The
new findings from two academic institutions in Hamburg and Heidelberg, Germany, published in May 2009 in the “Proceedings of the National Academy of Science USA” - that green tea extracts can inhibit the human immunodeficiency virus (HIV) - may come as a surprise to many people, but not to us.
The researchers from these institutions published scientific proof that EGCG (Epigallocatechin Gallate) – a natural component of green tea – can be used as an effective antiretroviral agent to reduce sexual transmission of HIV. The study has shown that EGCG can neutralize a small protein (peptide) present in human semen that promotes HIV infection. This peptide can boost infectivity of HIV by forming a network of fibrils that can trap the virus and attach it to the surface of target cells, thereby promoting viral infection of these cells.
The researchers found that in the presence of EGCG such a fibril network cannot be formed, thus suppressing the ability of the virus to infect the cells. The scientists suggest that EGCG can be administered as a component of anti-microbial agents, e.g., in vaginal creams. Since EGCG is very stable in an acidic milieu, such as the vaginal environment, it can be used to abolish the pro-HIV infectivity properties of semen and prevent the spread of HIV.
However, the effectiveness of EGCG against HIV reported in this work is, of course, not new. It was obvious from many earlier scientific publications. The German scientists merely provided more information about the possible mechanisms by which EGCG can prevent HIV infection.

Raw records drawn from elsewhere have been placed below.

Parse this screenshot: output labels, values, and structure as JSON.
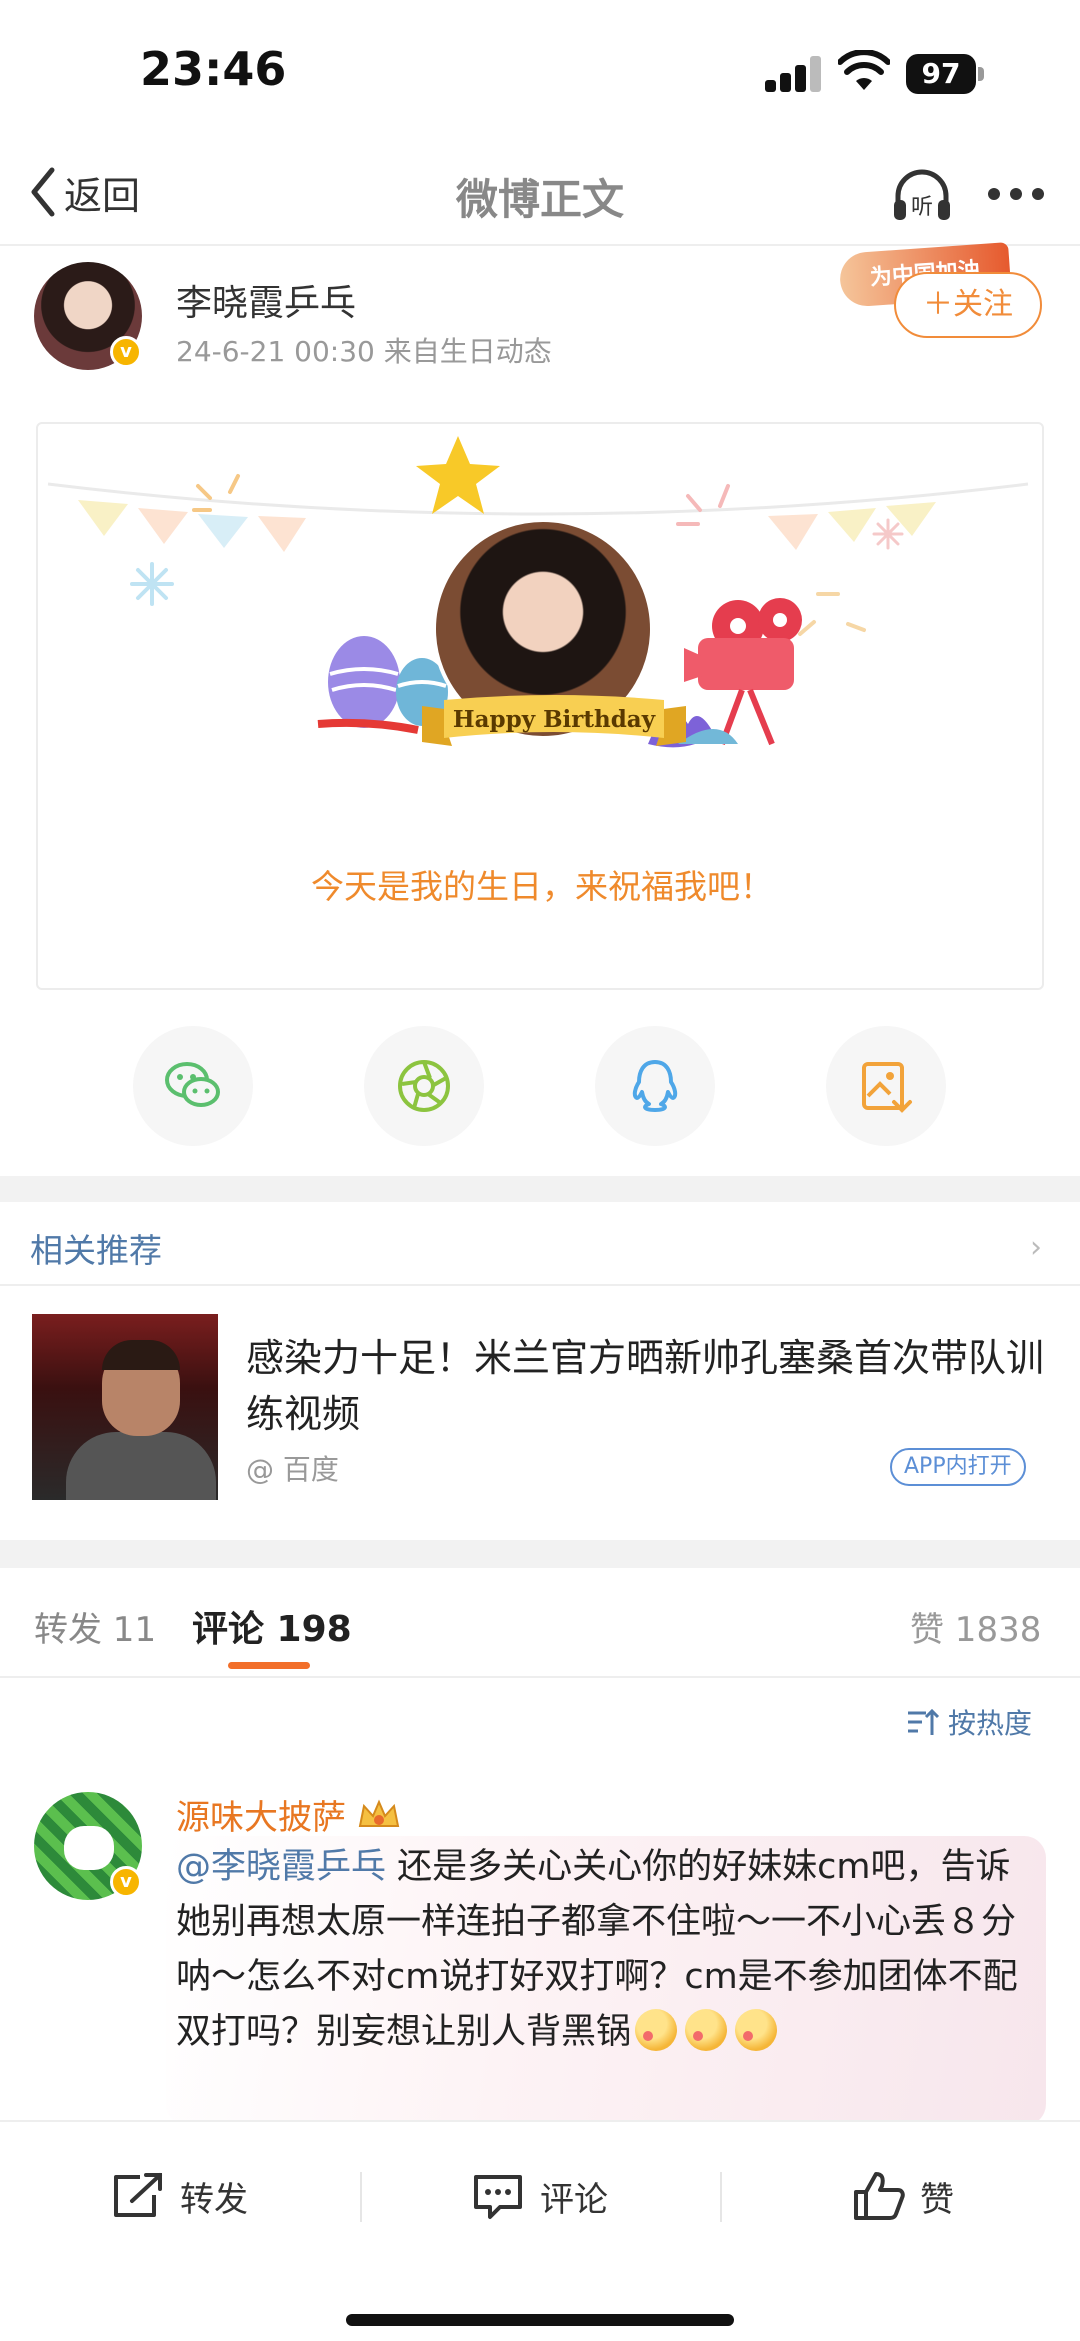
{
  "status": {
    "time": "23:46",
    "battery": "97"
  },
  "nav": {
    "back_label": "返回",
    "title": "微博正文",
    "listen_label": "听"
  },
  "post": {
    "author": "李晓霞乒乓",
    "meta": "24-6-21 00:30  来自生日动态",
    "cheer_badge": "为中国加油",
    "follow_label": "＋关注",
    "card": {
      "ribbon_text": "Happy Birthday",
      "caption": "今天是我的生日，来祝福我吧！"
    }
  },
  "share_icons": [
    "wechat-icon",
    "moments-icon",
    "qq-icon",
    "save-image-icon"
  ],
  "related": {
    "title": "相关推荐",
    "item": {
      "title": "感染力十足！米兰官方晒新帅孔塞桑首次带队训练视频",
      "source": "@ 百度",
      "app_label": "APP内打开"
    }
  },
  "tabs": {
    "repost": "转发 11",
    "comment": "评论 198",
    "like": "赞 1838"
  },
  "sort": {
    "label": "按热度"
  },
  "comment": {
    "user": "源味大披萨",
    "mention": "@李晓霞乒乓",
    "text": " 还是多关心关心你的好妹妹cm吧，告诉她别再想太原一样连拍子都拿不住啦～一不小心丢８分呐～怎么不对cm说打好双打啊？cm是不参加团体不配双打吗？别妄想让别人背黑锅"
  },
  "bottom_bar": {
    "repost": "转发",
    "comment": "评论",
    "like": "赞"
  },
  "colors": {
    "accent_orange": "#f18c3a",
    "link_blue": "#5079a8",
    "tab_underline": "#f26f2a"
  }
}
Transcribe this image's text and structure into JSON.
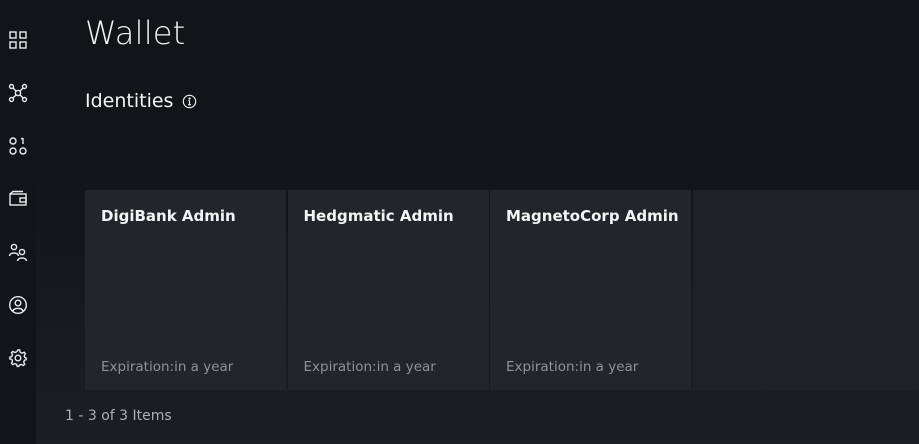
{
  "sidebar": {
    "items": [
      {
        "icon": "dashboard-icon"
      },
      {
        "icon": "network-nodes-icon"
      },
      {
        "icon": "smart-contracts-icon"
      },
      {
        "icon": "wallet-icon"
      },
      {
        "icon": "users-icon"
      },
      {
        "icon": "user-profile-icon"
      },
      {
        "icon": "settings-icon"
      }
    ]
  },
  "page": {
    "title": "Wallet",
    "section_title": "Identities"
  },
  "identities": [
    {
      "name": "DigiBank Admin",
      "expiration": "Expiration:in a year"
    },
    {
      "name": "Hedgmatic Admin",
      "expiration": "Expiration:in a year"
    },
    {
      "name": "MagnetoCorp Admin",
      "expiration": "Expiration:in a year"
    }
  ],
  "pagination": {
    "text": "1 - 3 of 3 Items"
  },
  "colors": {
    "background": "#121417",
    "tile": "#22262b",
    "text": "#f4f4f4",
    "muted": "#8d939a"
  }
}
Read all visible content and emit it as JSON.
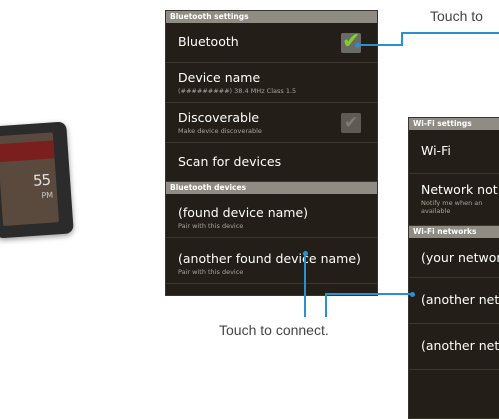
{
  "bluetooth_panel": {
    "header": "Bluetooth settings",
    "bluetooth": {
      "label": "Bluetooth",
      "checked": true
    },
    "device_name": {
      "label": "Device name",
      "sub": "(#########) 38.4 MHz Class 1.5"
    },
    "discoverable": {
      "label": "Discoverable",
      "sub": "Make device discoverable",
      "checked": false
    },
    "scan": {
      "label": "Scan for devices"
    },
    "devices_header": "Bluetooth devices",
    "devices": [
      {
        "label": "(found device name)",
        "sub": "Pair with this device"
      },
      {
        "label": "(another found device name)",
        "sub": "Pair with this device"
      }
    ]
  },
  "wifi_panel": {
    "header": "Wi-Fi settings",
    "wifi": {
      "label": "Wi-Fi"
    },
    "network_notification": {
      "label": "Network not",
      "sub": "Notify me when an",
      "sub2": "available"
    },
    "networks_header": "Wi-Fi networks",
    "networks": [
      {
        "label": "(your networ"
      },
      {
        "label": "(another net"
      },
      {
        "label": "(another net"
      }
    ]
  },
  "device": {
    "clock": "55"
  },
  "callouts": {
    "touch_to_top": "Touch to",
    "touch_to_connect": "Touch to connect."
  },
  "colors": {
    "panel_bg": "#231f18",
    "header_bg": "#8f8c84",
    "accent_blue": "#2a90d0",
    "check_green": "#7fd12a"
  }
}
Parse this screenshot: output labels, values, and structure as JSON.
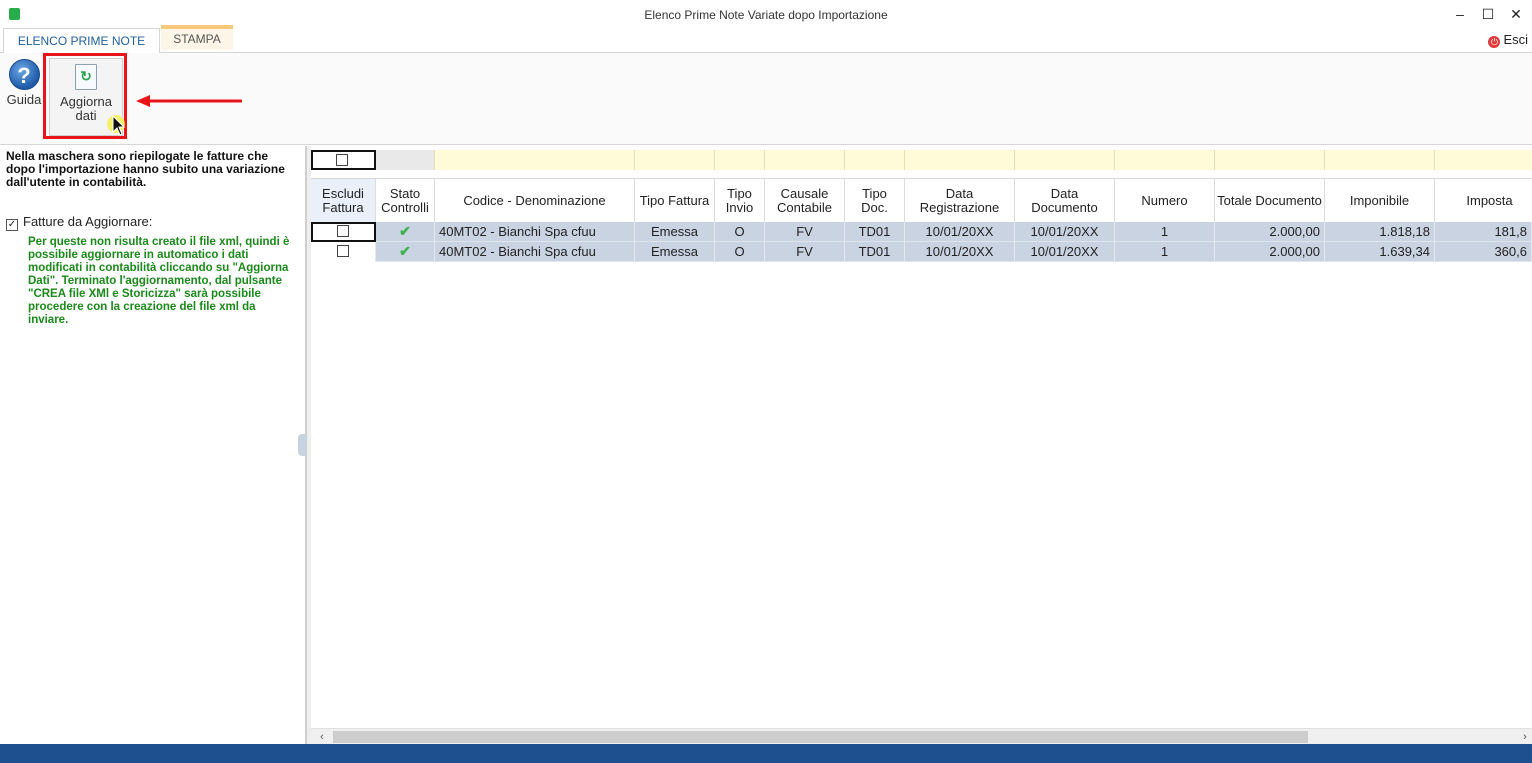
{
  "window": {
    "title": "Elenco Prime Note Variate dopo Importazione",
    "minimize": "–",
    "maximize": "☐",
    "close": "✕"
  },
  "tabs": {
    "active": "ELENCO PRIME NOTE",
    "stampa": "STAMPA",
    "esci": "Esci"
  },
  "ribbon": {
    "guida_label": "Guida",
    "aggiorna_line1": "Aggiorna",
    "aggiorna_line2": "dati"
  },
  "left_panel": {
    "intro": "Nella maschera sono riepilogate le fatture che dopo l'importazione hanno subito una variazione dall'utente in contabilità.",
    "checkbox_label": "Fatture da Aggiornare:",
    "checkbox_checked": true,
    "note": "Per queste non risulta creato il file xml, quindi è possibile aggiornare in automatico i dati modificati in contabilità cliccando su \"Aggiorna Dati\". Terminato l'aggiornamento, dal pulsante \"CREA file XMl e Storicizza\" sarà possibile procedere con la creazione del file xml da inviare."
  },
  "table": {
    "headers": {
      "escludi": "Escludi Fattura",
      "stato": "Stato Controlli",
      "codice": "Codice - Denominazione",
      "tipo_fattura": "Tipo Fattura",
      "tipo_invio": "Tipo Invio",
      "causale": "Causale Contabile",
      "tipo_doc": "Tipo Doc.",
      "data_reg": "Data Registrazione",
      "data_doc": "Data Documento",
      "numero": "Numero",
      "totale": "Totale Documento",
      "imponibile": "Imponibile",
      "imposta": "Imposta"
    },
    "rows": [
      {
        "stato": "✔",
        "codice": "40MT02 - Bianchi Spa cfuu",
        "tipo_fattura": "Emessa",
        "tipo_invio": "O",
        "causale": "FV",
        "tipo_doc": "TD01",
        "data_reg": "10/01/20XX",
        "data_doc": "10/01/20XX",
        "numero": "1",
        "totale": "2.000,00",
        "imponibile": "1.818,18",
        "imposta": "181,8"
      },
      {
        "stato": "✔",
        "codice": "40MT02 - Bianchi Spa cfuu",
        "tipo_fattura": "Emessa",
        "tipo_invio": "O",
        "causale": "FV",
        "tipo_doc": "TD01",
        "data_reg": "10/01/20XX",
        "data_doc": "10/01/20XX",
        "numero": "1",
        "totale": "2.000,00",
        "imponibile": "1.639,34",
        "imposta": "360,6"
      }
    ]
  },
  "colors": {
    "accent": "#1f5fa0",
    "highlight": "#e8141a",
    "note_green": "#1a8a1a",
    "row_selected": "#c9d3e2",
    "filter_yellow": "#fffbd8",
    "statusbar": "#1e4f8f"
  },
  "icons": {
    "guida": "help-question-icon",
    "aggiorna": "refresh-document-icon",
    "esci": "exit-icon",
    "stato": "check-icon"
  }
}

Our own recent studies with chronically HIV infected cells have shown that green tea extract also has another effect: it suppresses the production of the virus inside the cells. This suppression can be further enhanced by combining green tea extract with ascorbic acid and other nutrients such as lysine. Moreover, our scientific approach has expanded beyond individual nutrient effects, such as the one presented in the German study. We have introduced the principle of biological
synergy, which enables the achieving of better physiological effects with lower nutrient doses and the preserving of metabolic balance - the basis of all healthy cellular functions.
Also, EGCG is not the only effective nutrient in the fight against HIV. Various
studies conducted as long as two decades ago have documented that vitamin C and N-acetylcysteine can inhibit many metabolic stages related to HIV infectivity and its replication in the cells. The work substantiating the anti-HIV effectiveness of vitamin C was conducted in 1990 by Dr. Raxit Jariwalla and his research team and endorsed by the Nobel Laureate Dr. Linus Pauling. The studies documenting the anti-HIV potential of N-acetylcysteine were also published in the early 1990s, at Stanford University in California.
All these and many other findings challenging pharmaceutical-based medicine and its
antiretroviral (ARV) drugs business were ignored by mainstream medicine for two decades. Moreover, the scientific pioneers of this research were vigorously fought by the pharmaceutical lobby promoting patented chemotherapy drugs to fight AIDS. As a result of this opposition, millions of AIDS patients have been dying unnecessarily and the cost of
toxic ARV drugs is strangulating the economies of many countries, especially in the developing world.